Gravesend is known for its opulent 21st century mansions, built mostly by Sephardic Jews from Syria in the decreasingly Italian neighborhood in southern Brooklyn. The area most heavily blanketed in huge new homes is the part of Gravesend west of Ocean Parkway (the Sephardic Park Avenue) and south of Kings Highway, where historicist palaces started going up in the late 1980s.
But the trend has also spread to Midwood, just to the north, and we’ve spotted homes of around 10,000 square feet as far north as Avenue I, just a block away from the border with Flatbush.
Today, we’ve got a permit filing from the Midwood part of the teardown zone, for a 7,400-square foot home, with another 3,000 square feet of space that doesn’t count towards zoning. The owner is Jack Habert, who bought the land (and, less usefully, a couple of buildings) in two transactions, in 2010 and 2013, for about $800,000 a piece. The architect of his family’s new home, which will sit on a double-wide 54-foot lot, will be Hesham Elshamy.
While YIMBY does appreciate the unique vernacular architecture of the modern mansions in Gravesend and Midwood, the zoning is less than ideal: the Special Ocean Parkway District, which blankets the Syrian Jewish heartland, forbids apartment buildings. By forcing everyone to build mansions, the city is wreaking havoc on the affordability of Gravesend, an area teeming with other immigrants, who can’t afford $5 million homes.

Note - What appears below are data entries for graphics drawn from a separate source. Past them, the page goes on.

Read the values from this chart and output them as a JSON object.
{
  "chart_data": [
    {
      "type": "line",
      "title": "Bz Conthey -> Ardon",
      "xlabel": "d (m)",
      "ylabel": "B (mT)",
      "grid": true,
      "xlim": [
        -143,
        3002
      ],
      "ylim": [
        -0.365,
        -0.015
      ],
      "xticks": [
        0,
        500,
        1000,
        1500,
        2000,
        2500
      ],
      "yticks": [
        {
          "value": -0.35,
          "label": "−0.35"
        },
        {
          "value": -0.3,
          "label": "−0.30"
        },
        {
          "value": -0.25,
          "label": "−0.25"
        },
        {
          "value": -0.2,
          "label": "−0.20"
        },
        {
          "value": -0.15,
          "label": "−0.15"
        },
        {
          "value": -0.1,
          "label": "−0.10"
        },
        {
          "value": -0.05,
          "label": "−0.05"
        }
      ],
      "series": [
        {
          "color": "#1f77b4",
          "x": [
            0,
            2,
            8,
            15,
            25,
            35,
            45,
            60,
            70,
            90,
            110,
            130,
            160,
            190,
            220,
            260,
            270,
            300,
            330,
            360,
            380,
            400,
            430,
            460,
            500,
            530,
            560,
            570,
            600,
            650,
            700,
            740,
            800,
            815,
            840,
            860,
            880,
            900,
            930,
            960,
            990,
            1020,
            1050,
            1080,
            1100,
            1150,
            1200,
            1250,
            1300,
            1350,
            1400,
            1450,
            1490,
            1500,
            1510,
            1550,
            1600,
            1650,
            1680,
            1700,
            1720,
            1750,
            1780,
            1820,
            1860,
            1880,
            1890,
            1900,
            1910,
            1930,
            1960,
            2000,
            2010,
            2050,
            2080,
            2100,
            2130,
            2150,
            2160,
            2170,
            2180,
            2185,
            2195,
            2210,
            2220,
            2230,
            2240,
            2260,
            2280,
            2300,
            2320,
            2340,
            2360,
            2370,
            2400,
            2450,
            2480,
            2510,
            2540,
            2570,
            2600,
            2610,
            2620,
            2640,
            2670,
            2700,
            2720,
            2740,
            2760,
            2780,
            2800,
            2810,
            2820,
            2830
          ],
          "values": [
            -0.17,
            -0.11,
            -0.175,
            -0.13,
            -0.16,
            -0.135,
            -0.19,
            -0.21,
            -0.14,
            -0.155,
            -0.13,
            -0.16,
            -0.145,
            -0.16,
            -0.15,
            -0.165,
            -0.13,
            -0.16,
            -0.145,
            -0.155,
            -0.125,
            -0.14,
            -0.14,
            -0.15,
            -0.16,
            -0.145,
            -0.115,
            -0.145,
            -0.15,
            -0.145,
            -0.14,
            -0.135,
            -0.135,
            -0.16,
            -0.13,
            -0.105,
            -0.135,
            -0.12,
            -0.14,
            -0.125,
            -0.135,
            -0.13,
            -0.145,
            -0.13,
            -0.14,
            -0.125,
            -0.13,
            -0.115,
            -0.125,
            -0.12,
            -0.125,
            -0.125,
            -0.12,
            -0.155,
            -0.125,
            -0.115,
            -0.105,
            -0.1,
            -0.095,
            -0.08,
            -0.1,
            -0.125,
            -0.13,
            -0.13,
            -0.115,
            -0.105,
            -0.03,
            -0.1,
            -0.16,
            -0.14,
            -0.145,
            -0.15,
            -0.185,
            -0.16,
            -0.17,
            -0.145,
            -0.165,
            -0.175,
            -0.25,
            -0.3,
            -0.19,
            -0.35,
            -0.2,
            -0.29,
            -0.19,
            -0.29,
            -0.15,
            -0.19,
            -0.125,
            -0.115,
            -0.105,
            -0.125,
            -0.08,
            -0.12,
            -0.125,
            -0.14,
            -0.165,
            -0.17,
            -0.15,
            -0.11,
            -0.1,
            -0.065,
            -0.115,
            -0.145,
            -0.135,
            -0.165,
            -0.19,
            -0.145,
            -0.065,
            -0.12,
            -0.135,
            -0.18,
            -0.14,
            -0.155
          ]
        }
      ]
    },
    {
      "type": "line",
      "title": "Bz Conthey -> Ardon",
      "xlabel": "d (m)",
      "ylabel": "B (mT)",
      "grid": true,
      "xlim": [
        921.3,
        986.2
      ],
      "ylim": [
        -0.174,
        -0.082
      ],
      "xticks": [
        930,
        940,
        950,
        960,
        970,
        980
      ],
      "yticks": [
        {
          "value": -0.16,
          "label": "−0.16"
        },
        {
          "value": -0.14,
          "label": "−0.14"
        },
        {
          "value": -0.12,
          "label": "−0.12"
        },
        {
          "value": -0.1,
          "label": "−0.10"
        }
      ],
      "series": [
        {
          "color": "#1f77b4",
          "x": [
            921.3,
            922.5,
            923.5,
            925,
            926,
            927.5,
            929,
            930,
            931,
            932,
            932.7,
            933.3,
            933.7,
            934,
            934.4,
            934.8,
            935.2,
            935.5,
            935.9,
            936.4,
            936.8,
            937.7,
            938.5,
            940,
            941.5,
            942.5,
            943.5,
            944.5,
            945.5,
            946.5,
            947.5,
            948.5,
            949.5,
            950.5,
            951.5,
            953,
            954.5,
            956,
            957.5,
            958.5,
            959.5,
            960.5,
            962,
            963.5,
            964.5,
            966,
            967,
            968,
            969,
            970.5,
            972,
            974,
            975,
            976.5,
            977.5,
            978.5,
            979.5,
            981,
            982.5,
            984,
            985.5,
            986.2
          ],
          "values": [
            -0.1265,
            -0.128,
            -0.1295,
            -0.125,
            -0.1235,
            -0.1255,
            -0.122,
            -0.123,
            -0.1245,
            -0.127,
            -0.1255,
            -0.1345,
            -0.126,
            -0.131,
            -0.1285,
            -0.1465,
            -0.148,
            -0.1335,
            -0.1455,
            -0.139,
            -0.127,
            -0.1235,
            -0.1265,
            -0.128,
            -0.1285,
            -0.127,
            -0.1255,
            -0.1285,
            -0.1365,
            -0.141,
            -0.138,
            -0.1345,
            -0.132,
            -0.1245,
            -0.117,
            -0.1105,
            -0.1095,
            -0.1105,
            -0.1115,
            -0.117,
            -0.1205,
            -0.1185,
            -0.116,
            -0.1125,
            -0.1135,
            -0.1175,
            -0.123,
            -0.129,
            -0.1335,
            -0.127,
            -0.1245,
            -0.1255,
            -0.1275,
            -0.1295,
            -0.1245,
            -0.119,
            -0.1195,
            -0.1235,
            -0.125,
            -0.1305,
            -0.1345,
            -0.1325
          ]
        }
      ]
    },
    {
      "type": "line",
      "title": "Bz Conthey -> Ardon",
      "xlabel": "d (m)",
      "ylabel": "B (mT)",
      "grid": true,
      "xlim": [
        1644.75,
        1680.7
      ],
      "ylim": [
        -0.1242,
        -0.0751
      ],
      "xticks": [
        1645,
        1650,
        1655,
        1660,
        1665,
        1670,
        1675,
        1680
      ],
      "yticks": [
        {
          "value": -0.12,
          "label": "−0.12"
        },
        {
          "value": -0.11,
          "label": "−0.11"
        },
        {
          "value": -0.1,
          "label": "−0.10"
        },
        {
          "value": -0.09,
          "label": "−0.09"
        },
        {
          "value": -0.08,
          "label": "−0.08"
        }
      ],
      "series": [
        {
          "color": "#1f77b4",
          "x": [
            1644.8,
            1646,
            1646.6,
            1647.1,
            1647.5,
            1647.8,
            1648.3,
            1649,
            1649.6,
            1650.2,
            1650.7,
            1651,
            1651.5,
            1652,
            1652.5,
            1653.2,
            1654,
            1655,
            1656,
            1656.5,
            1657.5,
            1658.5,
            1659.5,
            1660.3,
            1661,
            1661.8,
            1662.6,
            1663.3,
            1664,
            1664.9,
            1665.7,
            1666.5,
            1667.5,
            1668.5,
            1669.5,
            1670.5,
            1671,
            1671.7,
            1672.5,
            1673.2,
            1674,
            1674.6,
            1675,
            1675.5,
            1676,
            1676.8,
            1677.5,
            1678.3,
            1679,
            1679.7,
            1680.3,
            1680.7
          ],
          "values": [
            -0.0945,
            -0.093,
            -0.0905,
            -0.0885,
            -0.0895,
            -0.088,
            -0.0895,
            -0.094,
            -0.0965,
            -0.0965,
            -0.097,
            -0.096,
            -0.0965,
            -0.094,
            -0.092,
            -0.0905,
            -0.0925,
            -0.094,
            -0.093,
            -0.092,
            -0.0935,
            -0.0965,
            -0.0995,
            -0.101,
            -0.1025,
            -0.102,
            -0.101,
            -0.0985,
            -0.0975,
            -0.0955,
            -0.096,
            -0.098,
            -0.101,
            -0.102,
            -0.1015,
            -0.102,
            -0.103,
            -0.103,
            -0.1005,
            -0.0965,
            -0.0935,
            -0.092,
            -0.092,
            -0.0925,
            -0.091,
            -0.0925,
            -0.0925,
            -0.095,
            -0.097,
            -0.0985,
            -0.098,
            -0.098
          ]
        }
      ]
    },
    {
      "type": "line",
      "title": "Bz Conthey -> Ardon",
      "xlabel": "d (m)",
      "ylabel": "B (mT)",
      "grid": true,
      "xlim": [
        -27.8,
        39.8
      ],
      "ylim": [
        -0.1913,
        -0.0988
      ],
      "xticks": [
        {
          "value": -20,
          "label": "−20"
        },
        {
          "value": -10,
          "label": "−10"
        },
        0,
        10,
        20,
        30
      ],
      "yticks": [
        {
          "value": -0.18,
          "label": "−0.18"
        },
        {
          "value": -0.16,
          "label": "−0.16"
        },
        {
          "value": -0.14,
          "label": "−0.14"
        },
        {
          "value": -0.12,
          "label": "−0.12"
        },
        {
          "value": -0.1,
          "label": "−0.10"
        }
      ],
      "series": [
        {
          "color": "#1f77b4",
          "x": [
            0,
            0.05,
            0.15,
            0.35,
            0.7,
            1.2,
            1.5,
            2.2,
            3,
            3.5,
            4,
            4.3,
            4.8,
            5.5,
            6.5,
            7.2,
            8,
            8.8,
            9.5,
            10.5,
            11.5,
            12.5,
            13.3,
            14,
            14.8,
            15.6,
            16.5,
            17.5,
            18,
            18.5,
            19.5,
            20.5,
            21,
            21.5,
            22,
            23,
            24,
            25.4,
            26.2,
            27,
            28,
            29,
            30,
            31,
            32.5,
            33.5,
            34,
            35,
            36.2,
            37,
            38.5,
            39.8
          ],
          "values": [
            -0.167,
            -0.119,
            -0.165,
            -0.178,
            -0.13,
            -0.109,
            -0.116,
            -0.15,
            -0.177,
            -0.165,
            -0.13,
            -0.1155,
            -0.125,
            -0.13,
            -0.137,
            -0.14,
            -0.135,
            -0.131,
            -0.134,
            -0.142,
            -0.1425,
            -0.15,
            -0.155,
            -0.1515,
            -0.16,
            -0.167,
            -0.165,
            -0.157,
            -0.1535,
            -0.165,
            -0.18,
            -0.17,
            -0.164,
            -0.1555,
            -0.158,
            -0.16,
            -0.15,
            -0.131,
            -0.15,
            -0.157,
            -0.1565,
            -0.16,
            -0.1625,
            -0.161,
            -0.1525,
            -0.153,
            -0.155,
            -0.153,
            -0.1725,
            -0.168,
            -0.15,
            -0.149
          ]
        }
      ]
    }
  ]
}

While the builders of single-family homes in this area are quite wealthy, spending a few million to buy an old home and another few million to build a new one, they likely wouldn’t be wealthy enough to outbid developers of new apartment buildings if zoning allowed them to compete for the land. Any new rentals or condos in this area would of course not be cheap, but an expensive condo is a lot more affordable than an expensive 10,000-square foot mansion.
And if local architect Teo Cambeiro’s extravagant Naboo-like apartment building on Avenue P is any hint, denser development would still respect the architectural uniqueness of the modern Gravesend vernacular.